The properties above imply this by implying something somewhat stronger: They imply that if we try dividing these integers into sets by taking at each step the largest integer not yet used, and trying to place it into a set such that it will not make its sum exceed N^[K/2]-1, we will succeed: Properties 2 and 3 and 4, together with K > N^2, imply that this process will not halt before we reach the smallest integers, and properties 4 and 5 imply that the smallest integers will always fit into the sets, because they are of size 1. This concludes this long proof.

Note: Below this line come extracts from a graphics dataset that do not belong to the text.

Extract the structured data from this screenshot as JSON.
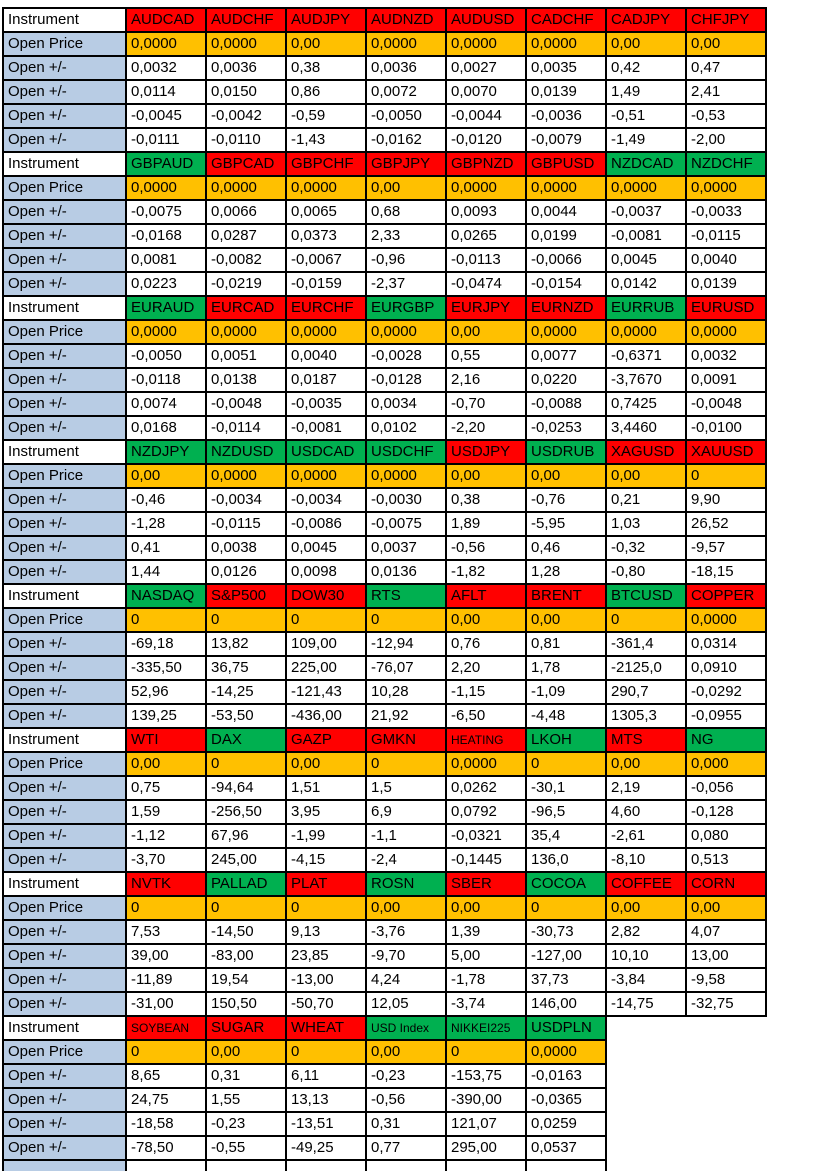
{
  "sheet": {
    "row_labels": {
      "instrument": "Instrument",
      "open_price": "Open Price",
      "open_delta": "Open +/-"
    },
    "colors": {
      "red": "#FF0000",
      "green": "#00B050",
      "orange": "#FFC000",
      "label_blue": "#B8CCE4",
      "grid": "#000000",
      "text": "#000000"
    },
    "blocks": [
      {
        "instruments": [
          {
            "name": "AUDCAD",
            "header_color": "red",
            "open_price": "0,0000",
            "open_deltas": [
              "0,0032",
              "0,0114",
              "-0,0045",
              "-0,0111"
            ]
          },
          {
            "name": "AUDCHF",
            "header_color": "red",
            "open_price": "0,0000",
            "open_deltas": [
              "0,0036",
              "0,0150",
              "-0,0042",
              "-0,0110"
            ]
          },
          {
            "name": "AUDJPY",
            "header_color": "red",
            "open_price": "0,00",
            "open_deltas": [
              "0,38",
              "0,86",
              "-0,59",
              "-1,43"
            ]
          },
          {
            "name": "AUDNZD",
            "header_color": "red",
            "open_price": "0,0000",
            "open_deltas": [
              "0,0036",
              "0,0072",
              "-0,0050",
              "-0,0162"
            ]
          },
          {
            "name": "AUDUSD",
            "header_color": "red",
            "open_price": "0,0000",
            "open_deltas": [
              "0,0027",
              "0,0070",
              "-0,0044",
              "-0,0120"
            ]
          },
          {
            "name": "CADCHF",
            "header_color": "red",
            "open_price": "0,0000",
            "open_deltas": [
              "0,0035",
              "0,0139",
              "-0,0036",
              "-0,0079"
            ]
          },
          {
            "name": "CADJPY",
            "header_color": "red",
            "open_price": "0,00",
            "open_deltas": [
              "0,42",
              "1,49",
              "-0,51",
              "-1,49"
            ]
          },
          {
            "name": "CHFJPY",
            "header_color": "red",
            "open_price": "0,00",
            "open_deltas": [
              "0,47",
              "2,41",
              "-0,53",
              "-2,00"
            ]
          }
        ]
      },
      {
        "instruments": [
          {
            "name": "GBPAUD",
            "header_color": "green",
            "open_price": "0,0000",
            "open_deltas": [
              "-0,0075",
              "-0,0168",
              "0,0081",
              "0,0223"
            ]
          },
          {
            "name": "GBPCAD",
            "header_color": "red",
            "open_price": "0,0000",
            "open_deltas": [
              "0,0066",
              "0,0287",
              "-0,0082",
              "-0,0219"
            ]
          },
          {
            "name": "GBPCHF",
            "header_color": "red",
            "open_price": "0,0000",
            "open_deltas": [
              "0,0065",
              "0,0373",
              "-0,0067",
              "-0,0159"
            ]
          },
          {
            "name": "GBPJPY",
            "header_color": "red",
            "open_price": "0,00",
            "open_deltas": [
              "0,68",
              "2,33",
              "-0,96",
              "-2,37"
            ]
          },
          {
            "name": "GBPNZD",
            "header_color": "red",
            "open_price": "0,0000",
            "open_deltas": [
              "0,0093",
              "0,0265",
              "-0,0113",
              "-0,0474"
            ]
          },
          {
            "name": "GBPUSD",
            "header_color": "red",
            "open_price": "0,0000",
            "open_deltas": [
              "0,0044",
              "0,0199",
              "-0,0066",
              "-0,0154"
            ]
          },
          {
            "name": "NZDCAD",
            "header_color": "green",
            "open_price": "0,0000",
            "open_deltas": [
              "-0,0037",
              "-0,0081",
              "0,0045",
              "0,0142"
            ]
          },
          {
            "name": "NZDCHF",
            "header_color": "green",
            "open_price": "0,0000",
            "open_deltas": [
              "-0,0033",
              "-0,0115",
              "0,0040",
              "0,0139"
            ]
          }
        ]
      },
      {
        "instruments": [
          {
            "name": "EURAUD",
            "header_color": "green",
            "open_price": "0,0000",
            "open_deltas": [
              "-0,0050",
              "-0,0118",
              "0,0074",
              "0,0168"
            ]
          },
          {
            "name": "EURCAD",
            "header_color": "red",
            "open_price": "0,0000",
            "open_deltas": [
              "0,0051",
              "0,0138",
              "-0,0048",
              "-0,0114"
            ]
          },
          {
            "name": "EURCHF",
            "header_color": "red",
            "open_price": "0,0000",
            "open_deltas": [
              "0,0040",
              "0,0187",
              "-0,0035",
              "-0,0081"
            ]
          },
          {
            "name": "EURGBP",
            "header_color": "green",
            "open_price": "0,0000",
            "open_deltas": [
              "-0,0028",
              "-0,0128",
              "0,0034",
              "0,0102"
            ]
          },
          {
            "name": "EURJPY",
            "header_color": "red",
            "open_price": "0,00",
            "open_deltas": [
              "0,55",
              "2,16",
              "-0,70",
              "-2,20"
            ]
          },
          {
            "name": "EURNZD",
            "header_color": "red",
            "open_price": "0,0000",
            "open_deltas": [
              "0,0077",
              "0,0220",
              "-0,0088",
              "-0,0253"
            ]
          },
          {
            "name": "EURRUB",
            "header_color": "green",
            "open_price": "0,0000",
            "open_deltas": [
              "-0,6371",
              "-3,7670",
              "0,7425",
              "3,4460"
            ]
          },
          {
            "name": "EURUSD",
            "header_color": "red",
            "open_price": "0,0000",
            "open_deltas": [
              "0,0032",
              "0,0091",
              "-0,0048",
              "-0,0100"
            ]
          }
        ]
      },
      {
        "instruments": [
          {
            "name": "NZDJPY",
            "header_color": "green",
            "open_price": "0,00",
            "open_deltas": [
              "-0,46",
              "-1,28",
              "0,41",
              "1,44"
            ]
          },
          {
            "name": "NZDUSD",
            "header_color": "green",
            "open_price": "0,0000",
            "open_deltas": [
              "-0,0034",
              "-0,0115",
              "0,0038",
              "0,0126"
            ]
          },
          {
            "name": "USDCAD",
            "header_color": "green",
            "open_price": "0,0000",
            "open_deltas": [
              "-0,0034",
              "-0,0086",
              "0,0045",
              "0,0098"
            ]
          },
          {
            "name": "USDCHF",
            "header_color": "green",
            "open_price": "0,0000",
            "open_deltas": [
              "-0,0030",
              "-0,0075",
              "0,0037",
              "0,0136"
            ]
          },
          {
            "name": "USDJPY",
            "header_color": "red",
            "open_price": "0,00",
            "open_deltas": [
              "0,38",
              "1,89",
              "-0,56",
              "-1,82"
            ]
          },
          {
            "name": "USDRUB",
            "header_color": "green",
            "open_price": "0,00",
            "open_deltas": [
              "-0,76",
              "-5,95",
              "0,46",
              "1,28"
            ]
          },
          {
            "name": "XAGUSD",
            "header_color": "red",
            "open_price": "0,00",
            "open_deltas": [
              "0,21",
              "1,03",
              "-0,32",
              "-0,80"
            ]
          },
          {
            "name": "XAUUSD",
            "header_color": "red",
            "open_price": "0",
            "open_deltas": [
              "9,90",
              "26,52",
              "-9,57",
              "-18,15"
            ]
          }
        ]
      },
      {
        "instruments": [
          {
            "name": "NASDAQ",
            "header_color": "green",
            "open_price": "0",
            "open_deltas": [
              "-69,18",
              "-335,50",
              "52,96",
              "139,25"
            ]
          },
          {
            "name": "S&P500",
            "header_color": "red",
            "open_price": "0",
            "open_deltas": [
              "13,82",
              "36,75",
              "-14,25",
              "-53,50"
            ]
          },
          {
            "name": "DOW30",
            "header_color": "red",
            "open_price": "0",
            "open_deltas": [
              "109,00",
              "225,00",
              "-121,43",
              "-436,00"
            ]
          },
          {
            "name": "RTS",
            "header_color": "green",
            "open_price": "0",
            "open_deltas": [
              "-12,94",
              "-76,07",
              "10,28",
              "21,92"
            ]
          },
          {
            "name": "AFLT",
            "header_color": "red",
            "open_price": "0,00",
            "open_deltas": [
              "0,76",
              "2,20",
              "-1,15",
              "-6,50"
            ]
          },
          {
            "name": "BRENT",
            "header_color": "red",
            "open_price": "0,00",
            "open_deltas": [
              "0,81",
              "1,78",
              "-1,09",
              "-4,48"
            ]
          },
          {
            "name": "BTCUSD",
            "header_color": "green",
            "open_price": "0",
            "open_deltas": [
              "-361,4",
              "-2125,0",
              "290,7",
              "1305,3"
            ]
          },
          {
            "name": "COPPER",
            "header_color": "red",
            "open_price": "0,0000",
            "open_deltas": [
              "0,0314",
              "0,0910",
              "-0,0292",
              "-0,0955"
            ]
          }
        ]
      },
      {
        "instruments": [
          {
            "name": "WTI",
            "header_color": "red",
            "open_price": "0,00",
            "open_deltas": [
              "0,75",
              "1,59",
              "-1,12",
              "-3,70"
            ]
          },
          {
            "name": "DAX",
            "header_color": "green",
            "open_price": "0",
            "open_deltas": [
              "-94,64",
              "-256,50",
              "67,96",
              "245,00"
            ]
          },
          {
            "name": "GAZP",
            "header_color": "red",
            "open_price": "0,00",
            "open_deltas": [
              "1,51",
              "3,95",
              "-1,99",
              "-4,15"
            ]
          },
          {
            "name": "GMKN",
            "header_color": "red",
            "open_price": "0",
            "open_deltas": [
              "1,5",
              "6,9",
              "-1,1",
              "-2,4"
            ]
          },
          {
            "name": "HEATING",
            "header_color": "red",
            "open_price": "0,0000",
            "open_deltas": [
              "0,0262",
              "0,0792",
              "-0,0321",
              "-0,1445"
            ]
          },
          {
            "name": "LKOH",
            "header_color": "green",
            "open_price": "0",
            "open_deltas": [
              "-30,1",
              "-96,5",
              "35,4",
              "136,0"
            ]
          },
          {
            "name": "MTS",
            "header_color": "red",
            "open_price": "0,00",
            "open_deltas": [
              "2,19",
              "4,60",
              "-2,61",
              "-8,10"
            ]
          },
          {
            "name": "NG",
            "header_color": "green",
            "open_price": "0,000",
            "open_deltas": [
              "-0,056",
              "-0,128",
              "0,080",
              "0,513"
            ]
          }
        ]
      },
      {
        "instruments": [
          {
            "name": "NVTK",
            "header_color": "red",
            "open_price": "0",
            "open_deltas": [
              "7,53",
              "39,00",
              "-11,89",
              "-31,00"
            ]
          },
          {
            "name": "PALLAD",
            "header_color": "green",
            "open_price": "0",
            "open_deltas": [
              "-14,50",
              "-83,00",
              "19,54",
              "150,50"
            ]
          },
          {
            "name": "PLAT",
            "header_color": "red",
            "open_price": "0",
            "open_deltas": [
              "9,13",
              "23,85",
              "-13,00",
              "-50,70"
            ]
          },
          {
            "name": "ROSN",
            "header_color": "green",
            "open_price": "0,00",
            "open_deltas": [
              "-3,76",
              "-9,70",
              "4,24",
              "12,05"
            ]
          },
          {
            "name": "SBER",
            "header_color": "red",
            "open_price": "0,00",
            "open_deltas": [
              "1,39",
              "5,00",
              "-1,78",
              "-3,74"
            ]
          },
          {
            "name": "COCOA",
            "header_color": "green",
            "open_price": "0",
            "open_deltas": [
              "-30,73",
              "-127,00",
              "37,73",
              "146,00"
            ]
          },
          {
            "name": "COFFEE",
            "header_color": "red",
            "open_price": "0,00",
            "open_deltas": [
              "2,82",
              "10,10",
              "-3,84",
              "-14,75"
            ]
          },
          {
            "name": "CORN",
            "header_color": "red",
            "open_price": "0,00",
            "open_deltas": [
              "4,07",
              "13,00",
              "-9,58",
              "-32,75"
            ]
          }
        ]
      },
      {
        "instruments": [
          {
            "name": "SOYBEAN",
            "header_color": "red",
            "open_price": "0",
            "open_deltas": [
              "8,65",
              "24,75",
              "-18,58",
              "-78,50"
            ]
          },
          {
            "name": "SUGAR",
            "header_color": "red",
            "open_price": "0,00",
            "open_deltas": [
              "0,31",
              "1,55",
              "-0,23",
              "-0,55"
            ]
          },
          {
            "name": "WHEAT",
            "header_color": "red",
            "open_price": "0",
            "open_deltas": [
              "6,11",
              "13,13",
              "-13,51",
              "-49,25"
            ]
          },
          {
            "name": "USD Index",
            "header_color": "green",
            "open_price": "0,00",
            "open_deltas": [
              "-0,23",
              "-0,56",
              "0,31",
              "0,77"
            ]
          },
          {
            "name": "NIKKEI225",
            "header_color": "green",
            "open_price": "0",
            "open_deltas": [
              "-153,75",
              "-390,00",
              "121,07",
              "295,00"
            ]
          },
          {
            "name": "USDPLN",
            "header_color": "green",
            "open_price": "0,0000",
            "open_deltas": [
              "-0,0163",
              "-0,0365",
              "0,0259",
              "0,0537"
            ]
          }
        ]
      }
    ]
  }
}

Some analysis and comparison: Solutions #1 and #2 are quite similar, and in fact are completely the same in the case that N-1 is prime. The extension to other cases is quite different though: Solution #2 is efficient in coin tossing, always requiring only N-1 tosses, but the calculation of the polynomial f(P), and thus of P, might be long and annoying. On the other hand, solution #1 always uses a simple polynomial that needs to be solved to find P, but also depends on finding a prime in the arithmetic sequence, which might be difficult and gives no simple estimation of the number of coin tosses as a function of N. Solution 3 only requires solving a quadratic in order to obtain the probability p, and only O(N^2) tosses (possibly significantly less), but actually assigning the results seems more complicated than in #1 and #2.